そういう意味では過去を全否定してもよいかもしれないが、まだまだ“いつかはクラウン”時代を知っている人も新車を購入する“お客”としては存在している。
キャデラックは確かに大昔とはまったく異なるものとなったが、XT5(SUV)あたりのミドルモデルを運転すると、V8ではなくV6エンジン搭載とはなるものの、「ああ、キャデラックだなあ」という世界観を感じることができる。
長い歴史のあるモデルだけに、最新モデルでもその歴史の一片を体験できるようなクルマ造りが大切だと思うが、果たして次期型クラウンでは“やっぱりクラウンだな”という部分はあるのだろうか。
またクラウンは“失敗のないクルマ”のようにも見えるが、4代目くじらクラウンをはじめ、3代目や9代目あたりもマイナーチェンジで“大改良”を実施している。また、モデルの問題ではないが、バブル期にはシーマ現象にも悩まされている。歴史が長いだけに、車両開発には相当苦労が重なることにもなるだろう。
最後に気になるのは次期型がさらにパーソナルユースを強めた場合、社用車やハイヤーなど、トラディショナルな需要をフォローするモデルは日本車からはなくなることになる。
自動車だけではなく、今の日本では“作れないもの”が多くなっていると聞くが、トラディショナルな4ドアセダンは今後日本国内ではメルセデスベンツやBMWなどの外資に取って代わられることになるのだろうか?
まあ、セダンにこだわらなければ、日本にはランドクルーザー300やアルファードがあるから心配することはないのかもしれない。
街なかでの次期クラウンに対する反応が聞けた。
まずは販売現場であるトヨタ系ディーラー「クラウンがモデルチェンジすると聞いてご興味を示しておられたお客様がいらっしゃいました。しかし、次期型のご案内をすると、『これならいらない』と購入を諦められました」とはセールスマン。

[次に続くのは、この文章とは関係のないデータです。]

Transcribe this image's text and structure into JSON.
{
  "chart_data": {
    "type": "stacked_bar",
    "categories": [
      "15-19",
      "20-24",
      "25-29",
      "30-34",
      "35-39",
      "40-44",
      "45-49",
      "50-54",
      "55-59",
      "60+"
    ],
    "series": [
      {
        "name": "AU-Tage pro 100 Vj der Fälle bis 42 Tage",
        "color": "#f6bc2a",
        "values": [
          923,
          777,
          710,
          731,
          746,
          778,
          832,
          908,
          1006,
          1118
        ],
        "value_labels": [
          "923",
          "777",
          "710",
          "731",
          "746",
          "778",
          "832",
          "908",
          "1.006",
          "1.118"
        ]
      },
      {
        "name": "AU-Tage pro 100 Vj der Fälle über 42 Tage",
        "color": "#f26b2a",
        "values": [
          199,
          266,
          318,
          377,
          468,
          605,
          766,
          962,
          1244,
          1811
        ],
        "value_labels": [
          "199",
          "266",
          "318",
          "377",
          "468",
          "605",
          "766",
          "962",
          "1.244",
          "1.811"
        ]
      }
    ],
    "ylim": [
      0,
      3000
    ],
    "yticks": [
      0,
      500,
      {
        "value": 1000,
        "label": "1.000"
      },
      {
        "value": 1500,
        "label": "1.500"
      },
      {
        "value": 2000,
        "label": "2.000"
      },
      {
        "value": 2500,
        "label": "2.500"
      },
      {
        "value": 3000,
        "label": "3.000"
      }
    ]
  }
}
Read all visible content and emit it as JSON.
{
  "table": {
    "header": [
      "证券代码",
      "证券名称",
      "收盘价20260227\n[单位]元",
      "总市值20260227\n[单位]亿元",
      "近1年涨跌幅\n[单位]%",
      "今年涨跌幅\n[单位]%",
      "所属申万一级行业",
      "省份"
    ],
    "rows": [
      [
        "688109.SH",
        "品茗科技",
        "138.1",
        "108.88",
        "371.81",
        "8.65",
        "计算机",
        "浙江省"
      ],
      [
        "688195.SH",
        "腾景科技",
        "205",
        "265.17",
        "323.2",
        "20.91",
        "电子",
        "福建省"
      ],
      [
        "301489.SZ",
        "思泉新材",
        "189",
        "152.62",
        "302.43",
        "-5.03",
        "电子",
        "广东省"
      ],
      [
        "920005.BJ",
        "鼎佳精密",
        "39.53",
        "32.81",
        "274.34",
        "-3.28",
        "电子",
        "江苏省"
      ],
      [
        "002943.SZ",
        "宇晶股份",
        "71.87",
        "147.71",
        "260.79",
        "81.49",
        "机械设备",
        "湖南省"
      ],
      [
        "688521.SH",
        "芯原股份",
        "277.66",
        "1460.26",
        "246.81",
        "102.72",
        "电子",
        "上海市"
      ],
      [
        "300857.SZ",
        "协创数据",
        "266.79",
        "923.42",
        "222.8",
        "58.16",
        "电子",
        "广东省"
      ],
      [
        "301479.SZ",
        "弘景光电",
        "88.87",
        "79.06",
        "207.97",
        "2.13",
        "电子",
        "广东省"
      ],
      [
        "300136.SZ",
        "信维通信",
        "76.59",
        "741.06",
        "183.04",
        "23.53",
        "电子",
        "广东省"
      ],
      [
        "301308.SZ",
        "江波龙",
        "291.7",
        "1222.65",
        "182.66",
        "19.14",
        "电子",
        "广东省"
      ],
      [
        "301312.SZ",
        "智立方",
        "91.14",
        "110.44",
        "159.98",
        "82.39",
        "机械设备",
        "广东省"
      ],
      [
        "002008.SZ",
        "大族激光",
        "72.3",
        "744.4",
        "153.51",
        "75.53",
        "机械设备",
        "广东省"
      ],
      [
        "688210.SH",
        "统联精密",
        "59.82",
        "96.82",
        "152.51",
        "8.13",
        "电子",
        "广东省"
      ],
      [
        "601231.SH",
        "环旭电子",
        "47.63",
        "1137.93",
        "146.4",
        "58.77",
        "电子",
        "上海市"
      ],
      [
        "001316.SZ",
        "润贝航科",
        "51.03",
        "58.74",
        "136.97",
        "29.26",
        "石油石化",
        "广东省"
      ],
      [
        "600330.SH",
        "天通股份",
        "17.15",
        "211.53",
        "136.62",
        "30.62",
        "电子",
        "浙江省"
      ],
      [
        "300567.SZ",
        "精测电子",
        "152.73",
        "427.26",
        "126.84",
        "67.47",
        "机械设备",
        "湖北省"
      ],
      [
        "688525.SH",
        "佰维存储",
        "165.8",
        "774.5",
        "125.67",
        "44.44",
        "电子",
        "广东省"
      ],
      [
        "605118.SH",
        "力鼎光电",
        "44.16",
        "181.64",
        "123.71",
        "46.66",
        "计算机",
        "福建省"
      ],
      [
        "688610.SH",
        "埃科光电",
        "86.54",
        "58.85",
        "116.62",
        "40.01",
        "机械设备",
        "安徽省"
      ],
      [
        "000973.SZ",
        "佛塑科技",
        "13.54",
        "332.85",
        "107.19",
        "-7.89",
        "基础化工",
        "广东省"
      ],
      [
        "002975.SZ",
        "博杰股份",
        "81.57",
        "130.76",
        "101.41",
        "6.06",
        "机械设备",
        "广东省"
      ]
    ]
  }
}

さらに、街なかでクルマ好きとも思える男性の集団の“クルマ談議”に耳を傾けると、「今度のクラウンって本当にあんな風になるのかなあ(ネットニュースなどの予想イラストのこと)」と切り出すと、「ハイヤーやパトカーとしてはまず使えないが、どうするんだろ?」などとクラウンネタで盛り上がっていた。
クラウンに限らず最近のトヨタ車はそのエクステリアに対し不安の声をよく聞く「『これ大丈夫なのかな』と最初は思うことが多いです。次期シエンタも少々不安ですが、そのうち慣れていくんですよね」とは前出セールスマン。
トヨタは国内販売で圧倒的な販売シェアを持っているので、デビューして販売活動を進め、街なかに多く走りだすと自然に街の風景に溶け込んでいき、デビュー当初の不安が消し飛んでいく。そう話すひとが、それを“トヨタマジック”と呼んでいた。
次期クラウンもまずは“トヨタマジック”効果が出るほど量販できれば(つまり成功モデルになること)、今言われている“不安”は消しとび、“これぞクラウン”ということになるだろう。